Последние два года ее жизни, строго говоря, были отданы больнице. Тем не менее и это — годы творческого напряжения. У Веры Петровны на больничной койке — магнитофон. Она одержима новым увлечением, впрочем подспудно всегда бродившим в ней: лирическая поэзия — Пушкин, Тютчев, Блок, Ахматова, Цветаева. Вера Петровна упивается звучанием стиха, пробует его «на вкус». Она записывает себя на магнитофон, читает одно, другое, третье, стирает, записывает вновь… Кто знает, может быть, она мечтала, что в ее концертном репертуаре возникнет стихотворный цикл и это будет для нее совсем новый жанр. А может быть, живя в мире поэзии, она защищалась от наступавшего недуга, от больничного быта?.. Теперь гадать трудно.
Сквозь прожитые годы она пронесла, не расплескав, такое ценнейшее качество, как студийность, которое смолоду прививал нам Завадский. В нашем маленьком театре мы не только играли — мы строили театр. И вот как строитель театра Вера Петровна буквально до последних дней была незаменима и в духовном, и в практическом, житейском смысле. Не занимая никакой ни административной, ни общественной должности, она оказывалась первой во всех необходимых делах. Надо о чем-то поспорить, что-то достать, кому-то что-то сделать — Вера Петровна говорила: «Иду на таран!» И многие высокие инстанции капитулировали перед ее обаятельным напором.
При всем том она не отличалась ни ангельской кротостью, ни всепрощающей добротой.
Святой она не была: она бывала и пристрастной, и несправедливой, и своенравной. У нее были и ошибки, и творческие неудачи, и, понятно, тяжелые переживания по этому поводу. Но все это отступало перед главным — перед ее влюбленностью в искусство.
Оказавшись невольницей загородной больницы, она потихоньку от врачей убегала сквозь дыру, найденную ею в заборе, к машине и мчалась в Москву, чтобы еще что-то записать на радио, еще раз появиться на голубом экране. Именно таким образом умудрилась сняться на телевидении в «Странной миссис Сэвидж». В этот спектакль она вошла после Ф. Г. Раневской и Л. П. Орловой.
Все это держало ее на плаву, она как бы кричала своим зрителям: «А я еще жива! Еще жива!» Так мне казалось.
В свой самый последний год, уже прикованная к больничной койке, она буквально дрожала за судьбу родного ей театра, особенно после смерти Юрия Александровича Завадского. Каждый день по телефону, уже каким-то далеким голосом, она спрашивала, что и как. Она хотела слышать пульс жизни театра, который для нее был уже только прошлым, и она это понимала. Для себя ей уже ничего не было нужно — ее пульс слабел с каждым днем.

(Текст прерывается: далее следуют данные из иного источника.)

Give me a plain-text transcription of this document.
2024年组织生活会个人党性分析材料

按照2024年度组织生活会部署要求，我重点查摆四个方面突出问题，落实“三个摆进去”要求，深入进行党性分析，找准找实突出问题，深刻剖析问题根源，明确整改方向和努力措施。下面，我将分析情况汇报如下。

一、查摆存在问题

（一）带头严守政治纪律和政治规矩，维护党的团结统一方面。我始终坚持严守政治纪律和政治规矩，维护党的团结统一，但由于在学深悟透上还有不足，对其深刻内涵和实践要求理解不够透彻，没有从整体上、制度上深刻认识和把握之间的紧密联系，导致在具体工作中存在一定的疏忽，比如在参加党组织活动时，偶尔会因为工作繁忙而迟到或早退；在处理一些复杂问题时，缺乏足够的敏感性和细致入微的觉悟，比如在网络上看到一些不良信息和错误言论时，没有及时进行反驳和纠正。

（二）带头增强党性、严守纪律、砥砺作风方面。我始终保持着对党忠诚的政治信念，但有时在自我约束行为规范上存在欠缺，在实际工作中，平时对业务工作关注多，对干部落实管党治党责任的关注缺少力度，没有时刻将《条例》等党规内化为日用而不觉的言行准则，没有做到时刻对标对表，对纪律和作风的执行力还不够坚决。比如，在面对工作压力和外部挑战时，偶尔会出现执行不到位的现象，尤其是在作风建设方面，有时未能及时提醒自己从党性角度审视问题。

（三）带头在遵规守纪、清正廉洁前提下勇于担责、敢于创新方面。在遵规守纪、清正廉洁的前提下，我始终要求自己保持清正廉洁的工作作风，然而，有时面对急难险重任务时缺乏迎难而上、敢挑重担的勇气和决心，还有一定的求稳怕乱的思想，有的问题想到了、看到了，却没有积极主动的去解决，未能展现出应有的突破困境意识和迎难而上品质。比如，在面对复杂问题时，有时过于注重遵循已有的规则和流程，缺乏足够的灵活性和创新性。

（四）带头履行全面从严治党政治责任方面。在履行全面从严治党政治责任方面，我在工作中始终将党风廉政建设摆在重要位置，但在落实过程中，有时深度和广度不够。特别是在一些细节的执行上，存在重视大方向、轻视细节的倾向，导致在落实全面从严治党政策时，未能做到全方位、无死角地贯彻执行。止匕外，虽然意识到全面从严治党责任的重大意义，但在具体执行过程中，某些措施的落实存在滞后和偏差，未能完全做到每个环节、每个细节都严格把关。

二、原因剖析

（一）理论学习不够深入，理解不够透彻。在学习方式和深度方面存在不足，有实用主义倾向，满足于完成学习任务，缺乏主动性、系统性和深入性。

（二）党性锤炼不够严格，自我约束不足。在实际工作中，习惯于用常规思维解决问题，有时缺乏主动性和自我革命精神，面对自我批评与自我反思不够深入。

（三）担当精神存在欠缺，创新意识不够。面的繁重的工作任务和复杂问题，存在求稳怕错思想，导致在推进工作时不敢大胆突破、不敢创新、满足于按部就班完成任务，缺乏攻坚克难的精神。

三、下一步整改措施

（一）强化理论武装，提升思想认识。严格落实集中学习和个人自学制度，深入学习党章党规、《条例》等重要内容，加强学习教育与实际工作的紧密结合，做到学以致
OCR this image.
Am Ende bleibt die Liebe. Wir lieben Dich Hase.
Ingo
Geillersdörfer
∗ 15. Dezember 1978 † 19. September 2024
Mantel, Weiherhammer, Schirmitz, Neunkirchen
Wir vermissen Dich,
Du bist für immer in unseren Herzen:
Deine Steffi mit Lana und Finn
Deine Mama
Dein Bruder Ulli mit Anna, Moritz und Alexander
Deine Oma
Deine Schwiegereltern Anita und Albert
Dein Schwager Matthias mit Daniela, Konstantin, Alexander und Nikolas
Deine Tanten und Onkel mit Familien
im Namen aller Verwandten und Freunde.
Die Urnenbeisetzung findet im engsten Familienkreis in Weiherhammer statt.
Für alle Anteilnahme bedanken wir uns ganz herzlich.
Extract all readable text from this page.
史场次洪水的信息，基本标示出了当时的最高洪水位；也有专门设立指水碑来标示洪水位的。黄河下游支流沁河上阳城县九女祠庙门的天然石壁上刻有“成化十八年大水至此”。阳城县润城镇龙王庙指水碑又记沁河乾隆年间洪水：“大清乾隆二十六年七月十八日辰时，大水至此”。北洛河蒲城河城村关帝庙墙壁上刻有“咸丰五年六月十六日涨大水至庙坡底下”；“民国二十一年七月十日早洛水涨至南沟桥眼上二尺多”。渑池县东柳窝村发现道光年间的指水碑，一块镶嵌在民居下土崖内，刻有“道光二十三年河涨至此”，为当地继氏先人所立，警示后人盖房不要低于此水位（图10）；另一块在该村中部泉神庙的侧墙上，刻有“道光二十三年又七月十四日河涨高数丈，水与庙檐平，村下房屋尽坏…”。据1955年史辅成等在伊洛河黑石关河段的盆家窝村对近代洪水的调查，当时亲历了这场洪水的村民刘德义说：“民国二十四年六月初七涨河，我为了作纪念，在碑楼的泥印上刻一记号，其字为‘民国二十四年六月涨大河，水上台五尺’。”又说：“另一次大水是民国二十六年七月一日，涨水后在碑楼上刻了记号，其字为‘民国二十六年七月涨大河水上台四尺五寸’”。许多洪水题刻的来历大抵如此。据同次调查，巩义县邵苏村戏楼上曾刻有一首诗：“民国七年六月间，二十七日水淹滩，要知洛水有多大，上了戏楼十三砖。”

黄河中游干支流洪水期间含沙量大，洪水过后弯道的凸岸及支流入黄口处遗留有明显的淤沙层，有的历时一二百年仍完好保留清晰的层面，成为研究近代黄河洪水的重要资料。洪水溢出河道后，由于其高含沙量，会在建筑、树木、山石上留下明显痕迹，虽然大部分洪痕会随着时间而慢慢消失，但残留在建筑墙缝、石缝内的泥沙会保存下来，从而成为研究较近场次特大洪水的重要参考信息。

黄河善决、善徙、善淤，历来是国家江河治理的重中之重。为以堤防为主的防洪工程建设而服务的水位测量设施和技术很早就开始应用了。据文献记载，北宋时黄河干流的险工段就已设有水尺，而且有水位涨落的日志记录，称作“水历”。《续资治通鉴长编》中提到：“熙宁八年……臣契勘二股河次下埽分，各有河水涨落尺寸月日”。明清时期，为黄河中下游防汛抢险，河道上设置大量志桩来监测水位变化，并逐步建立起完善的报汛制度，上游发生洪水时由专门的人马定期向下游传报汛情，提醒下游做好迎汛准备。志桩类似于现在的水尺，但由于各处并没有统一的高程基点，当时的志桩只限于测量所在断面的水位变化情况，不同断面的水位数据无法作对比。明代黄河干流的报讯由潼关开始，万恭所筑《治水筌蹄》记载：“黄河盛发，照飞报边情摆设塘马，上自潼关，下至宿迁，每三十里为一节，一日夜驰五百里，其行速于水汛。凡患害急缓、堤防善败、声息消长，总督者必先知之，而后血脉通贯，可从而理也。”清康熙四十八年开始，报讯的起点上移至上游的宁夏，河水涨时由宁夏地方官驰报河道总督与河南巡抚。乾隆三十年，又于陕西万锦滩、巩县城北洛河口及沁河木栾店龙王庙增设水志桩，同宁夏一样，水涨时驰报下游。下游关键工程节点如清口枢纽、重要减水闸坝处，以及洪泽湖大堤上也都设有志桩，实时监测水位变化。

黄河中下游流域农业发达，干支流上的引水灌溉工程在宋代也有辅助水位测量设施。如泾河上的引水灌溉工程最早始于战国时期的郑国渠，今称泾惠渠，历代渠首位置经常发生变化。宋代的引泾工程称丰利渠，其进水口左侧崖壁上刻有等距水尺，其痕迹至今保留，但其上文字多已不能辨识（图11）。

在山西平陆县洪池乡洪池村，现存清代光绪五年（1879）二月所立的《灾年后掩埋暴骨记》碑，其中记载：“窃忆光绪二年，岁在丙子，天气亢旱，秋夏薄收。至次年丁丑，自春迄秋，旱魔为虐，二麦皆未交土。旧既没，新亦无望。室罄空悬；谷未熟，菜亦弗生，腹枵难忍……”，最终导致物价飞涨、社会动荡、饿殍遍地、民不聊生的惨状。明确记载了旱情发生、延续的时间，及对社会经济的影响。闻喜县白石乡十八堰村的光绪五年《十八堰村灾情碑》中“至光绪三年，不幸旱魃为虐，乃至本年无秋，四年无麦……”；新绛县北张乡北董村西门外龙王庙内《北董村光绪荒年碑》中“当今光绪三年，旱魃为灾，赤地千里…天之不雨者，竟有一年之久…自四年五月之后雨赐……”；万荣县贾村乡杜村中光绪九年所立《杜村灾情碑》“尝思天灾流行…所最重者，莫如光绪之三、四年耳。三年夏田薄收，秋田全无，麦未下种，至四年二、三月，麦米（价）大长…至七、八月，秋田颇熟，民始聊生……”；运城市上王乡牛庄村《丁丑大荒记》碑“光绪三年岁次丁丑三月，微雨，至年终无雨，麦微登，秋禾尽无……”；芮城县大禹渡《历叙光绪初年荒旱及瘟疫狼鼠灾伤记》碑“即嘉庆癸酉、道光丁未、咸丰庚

Наш театр потерял свою первую актрису. Первую — по мощи дарования, первую — по верности идеям и имени Завадского и его школе, первую — по ощущению гражданской миссии художника, первую — по любви к жизни, за которую она билась последние годы, заставляя смерть удивляться и отступать.
Ее уход — это не только наше внутритеатральное горе.
Страна потеряла великую актрису с мировым именем, ибо на экранах мира прошли изумительные женщины Марецкой — рядовая колхозница, ставшая членом правительства, партизанка товарищ П. и сельская учительница. Прошли, показав народам многих стран несгибаемый характер, душевную силу и талант русской женщины, советского человека.
Ну вот… Что же еще можно сказать о нашей дорогой Верочке? Что ни говори — не вернешь… Спасибо ей за то, что она была.